3. Promote new key to currentKeyId. Roll out.
4. New writes use new key. Old payloads readable via keyRing.
5. Run re-encryption sweep. Old payloads → new key.
6. Wait rollback window (~7 days).
7. Remove old key from ring. Cleanup.

This page covers the store-side mechanics; for the operational walkthrough of the broader rotation, see Master key rotation (operations).

import { reEncryptionSweep } from 'actor-ts';
await reEncryptionSweep({
backend: myBackend,
keyRing: currentKeyRing,
targetKeyId: 'k2', // re-encrypt under this key
batchSize: 100,
rateLimit: 50, // items / sec
filter: (key) => key.startsWith('state/'),
});

The sweep:

  1. Lists objects in the backend matching filter.
  2. For each object: read, check if it’s already encrypted under targetKeyId. Skip if so.
  3. Otherwise: decrypt with whichever key it currently uses, re-encrypt with targetKeyId, put.
  4. Throttled by rateLimit.
// Sweep crashes mid-run; on restart, picks up where it stopped
await reEncryptionSweep({ /* same options */ });

The sweep is stateless — at each iteration, it checks whether the object needs re-encryption and skips if not. Re-running is safe (no duplicate work) and resumes from where the previous run failed.
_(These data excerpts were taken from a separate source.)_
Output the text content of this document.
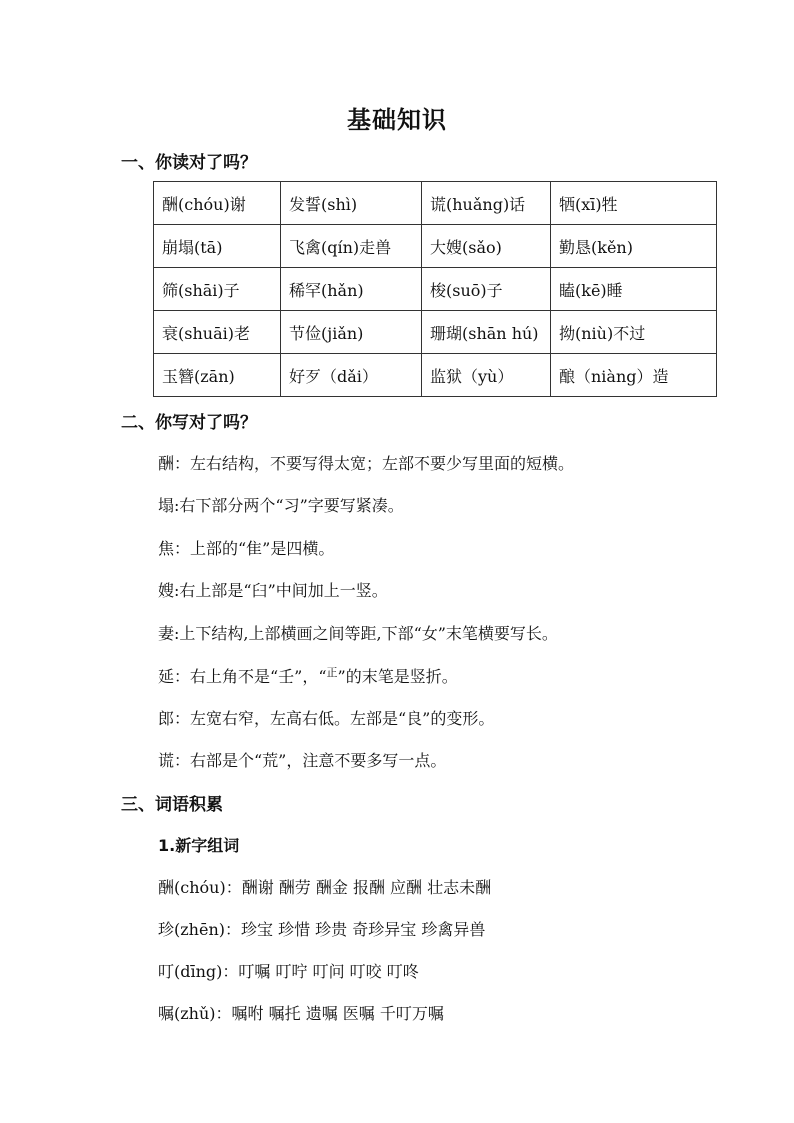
基础知识
一、你读对了吗？
酬(chóu)谢	发誓(shì)	谎(huǎng)话	牺(xī)牲
崩塌(tā)	飞禽(qín)走兽	大嫂(sǎo)	勤恳(kěn)
筛(shāi)子	稀罕(hǎn)	梭(suō)子	瞌(kē)睡
衰(shuāi)老	节俭(jiǎn)	珊瑚(shān hú)	拗(niù)不过
玉簪(zān)	好歹（dǎi）	监狱（yù）	酿（niàng）造
二、你写对了吗？
酬：左右结构，不要写得太宽；左部不要少写里面的短横。
塌:右下部分两个“习”字要写紧凑。
焦：上部的“隹”是四横。
嫂:右上部是“臼”中间加上一竖。
妻:上下结构,上部横画之间等距,下部“女”末笔横要写长。
延：右上角不是“壬”，“$^正$”的末笔是竖折。
郎：左宽右窄，左高右低。左部是“良”的变形。
谎：右部是个“荒”，注意不要多写一点。
三、词语积累
1.新字组词
酬(chóu)：酬谢 酬劳 酬金 报酬 应酬 壮志未酬
珍(zhēn)：珍宝 珍惜 珍贵 奇珍异宝 珍禽异兽
叮(dīng)：叮嘱 叮咛 叮问 叮咬 叮咚
嘱(zhǔ)：嘱咐 嘱托 遗嘱 医嘱 千叮万嘱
For very-large stores, run the sweep in the background — not blocking the app’s primary persistence work.

await reEncryptionSweep({
backend,
keyRing,
targetKeyId: 'k2',
filter: (key) => key.startsWith('state/account-'),
});

Re-encrypt only matching objects. Useful for:

  • Per-tenant rotation — re-encrypt only that tenant’s keys.
  • Per-actor-type rotation — only account- objects.
  • Phased rotation — rotate small subsets first to test.
rateLimit: 50, // 50 ops / sec

The sweep’s I/O can compete with foreground traffic if uncapped. A conservative rate-limit lets the sweep run alongside production without impact.
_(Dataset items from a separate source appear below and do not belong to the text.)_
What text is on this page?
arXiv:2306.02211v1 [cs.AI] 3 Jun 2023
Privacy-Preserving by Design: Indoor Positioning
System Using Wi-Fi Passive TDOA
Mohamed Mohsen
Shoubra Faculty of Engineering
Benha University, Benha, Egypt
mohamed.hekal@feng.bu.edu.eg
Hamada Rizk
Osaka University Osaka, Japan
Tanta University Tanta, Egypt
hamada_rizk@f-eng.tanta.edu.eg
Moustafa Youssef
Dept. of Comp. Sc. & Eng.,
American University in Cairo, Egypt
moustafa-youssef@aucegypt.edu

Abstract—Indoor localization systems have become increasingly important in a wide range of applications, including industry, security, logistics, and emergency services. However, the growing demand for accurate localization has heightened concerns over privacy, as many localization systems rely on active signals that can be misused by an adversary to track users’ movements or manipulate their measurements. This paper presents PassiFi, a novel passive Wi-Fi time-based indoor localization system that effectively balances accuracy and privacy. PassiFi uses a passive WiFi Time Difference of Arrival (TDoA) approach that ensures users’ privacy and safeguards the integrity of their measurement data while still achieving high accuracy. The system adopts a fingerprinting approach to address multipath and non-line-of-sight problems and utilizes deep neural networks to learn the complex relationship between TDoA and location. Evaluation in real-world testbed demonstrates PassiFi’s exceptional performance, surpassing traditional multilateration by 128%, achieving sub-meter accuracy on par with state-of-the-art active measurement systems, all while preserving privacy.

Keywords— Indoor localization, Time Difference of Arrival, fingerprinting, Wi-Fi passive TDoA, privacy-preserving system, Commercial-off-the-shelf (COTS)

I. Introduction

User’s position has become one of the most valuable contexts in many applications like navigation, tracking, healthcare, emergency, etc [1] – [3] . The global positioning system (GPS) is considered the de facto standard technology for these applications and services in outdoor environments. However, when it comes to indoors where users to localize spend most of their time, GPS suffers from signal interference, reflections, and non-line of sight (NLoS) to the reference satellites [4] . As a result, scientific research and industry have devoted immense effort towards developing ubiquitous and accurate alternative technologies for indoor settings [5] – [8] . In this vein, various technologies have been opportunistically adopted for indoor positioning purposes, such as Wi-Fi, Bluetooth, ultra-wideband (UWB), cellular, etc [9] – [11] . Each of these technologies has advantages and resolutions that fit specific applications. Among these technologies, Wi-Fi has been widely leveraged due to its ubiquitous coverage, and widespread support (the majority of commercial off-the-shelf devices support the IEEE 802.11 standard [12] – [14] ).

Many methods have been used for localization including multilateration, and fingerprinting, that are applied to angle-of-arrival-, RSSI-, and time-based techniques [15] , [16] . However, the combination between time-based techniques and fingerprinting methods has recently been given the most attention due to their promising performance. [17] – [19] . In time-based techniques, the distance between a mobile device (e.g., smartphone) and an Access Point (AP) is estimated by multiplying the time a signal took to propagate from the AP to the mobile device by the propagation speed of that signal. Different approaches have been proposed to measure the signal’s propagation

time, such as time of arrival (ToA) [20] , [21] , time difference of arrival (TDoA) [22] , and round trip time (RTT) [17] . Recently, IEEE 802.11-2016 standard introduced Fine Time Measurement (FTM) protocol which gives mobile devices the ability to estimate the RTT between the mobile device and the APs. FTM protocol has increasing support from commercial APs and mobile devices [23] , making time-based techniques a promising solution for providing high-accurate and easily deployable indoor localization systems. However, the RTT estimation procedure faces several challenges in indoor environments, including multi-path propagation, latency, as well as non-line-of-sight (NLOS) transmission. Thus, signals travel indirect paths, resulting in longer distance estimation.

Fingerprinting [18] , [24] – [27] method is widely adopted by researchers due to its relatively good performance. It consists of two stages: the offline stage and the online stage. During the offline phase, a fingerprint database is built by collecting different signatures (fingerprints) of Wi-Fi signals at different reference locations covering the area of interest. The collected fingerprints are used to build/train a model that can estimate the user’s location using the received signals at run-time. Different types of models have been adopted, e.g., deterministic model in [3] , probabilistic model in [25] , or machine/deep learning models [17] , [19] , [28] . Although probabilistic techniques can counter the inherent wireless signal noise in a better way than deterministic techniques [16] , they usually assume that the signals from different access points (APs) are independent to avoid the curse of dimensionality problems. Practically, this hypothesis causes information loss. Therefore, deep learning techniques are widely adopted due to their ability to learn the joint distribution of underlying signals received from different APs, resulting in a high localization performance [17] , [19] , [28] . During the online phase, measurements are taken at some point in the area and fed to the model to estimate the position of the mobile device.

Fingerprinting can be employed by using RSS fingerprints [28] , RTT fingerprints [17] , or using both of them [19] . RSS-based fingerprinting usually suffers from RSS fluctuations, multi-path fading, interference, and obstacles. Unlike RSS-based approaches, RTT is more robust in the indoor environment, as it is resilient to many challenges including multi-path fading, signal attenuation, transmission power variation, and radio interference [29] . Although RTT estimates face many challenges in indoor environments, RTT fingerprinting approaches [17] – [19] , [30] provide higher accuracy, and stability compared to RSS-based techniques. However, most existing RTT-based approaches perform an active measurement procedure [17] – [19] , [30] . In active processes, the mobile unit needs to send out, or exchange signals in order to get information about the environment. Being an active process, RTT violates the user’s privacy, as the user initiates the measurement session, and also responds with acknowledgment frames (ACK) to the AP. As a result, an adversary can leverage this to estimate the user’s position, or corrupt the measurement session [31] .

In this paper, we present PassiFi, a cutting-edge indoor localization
For a million-object store at 50 ops/sec, the sweep takes ~5.5 hours. Acceptable for non-urgent rotations; raise rate for urgent ones (compromise response).

During the sweep, the store contains a mix:

state/cart-42 ← still encrypted under k1
state/cart-43 ← already re-encrypted under k2

The framework reads each using whichever key the metadata says. No downtime; partial state is fine.

import { listObjectsNotMatchingKey } from 'actor-ts';
const stragglers = await listObjectsNotMatchingKey({
backend,
keyId: 'k2',
filter: (key) => key.startsWith('state/'),
});

After the sweep completes, verify no objects are still under the old key. Stragglers might be:

  • Newly-created objects that beat the sweep (rare; just run again).
  • Objects in a partial state due to a sweep crash (run again).
  • Objects matching your filter that you forgot about.

Address before retiring the old key.

// 1. Remove old key from ring.
const newKeyRing = new MasterKeyRing({
keys: { 'k2': process.env.MASTER_KEY_V2! },
currentKeyId: 'k2',
});
// 2. Roll out — old key is gone.

Wait the rollback window (typically 7 days) before removing the old key. Backups might still reference it; you want a recovery path.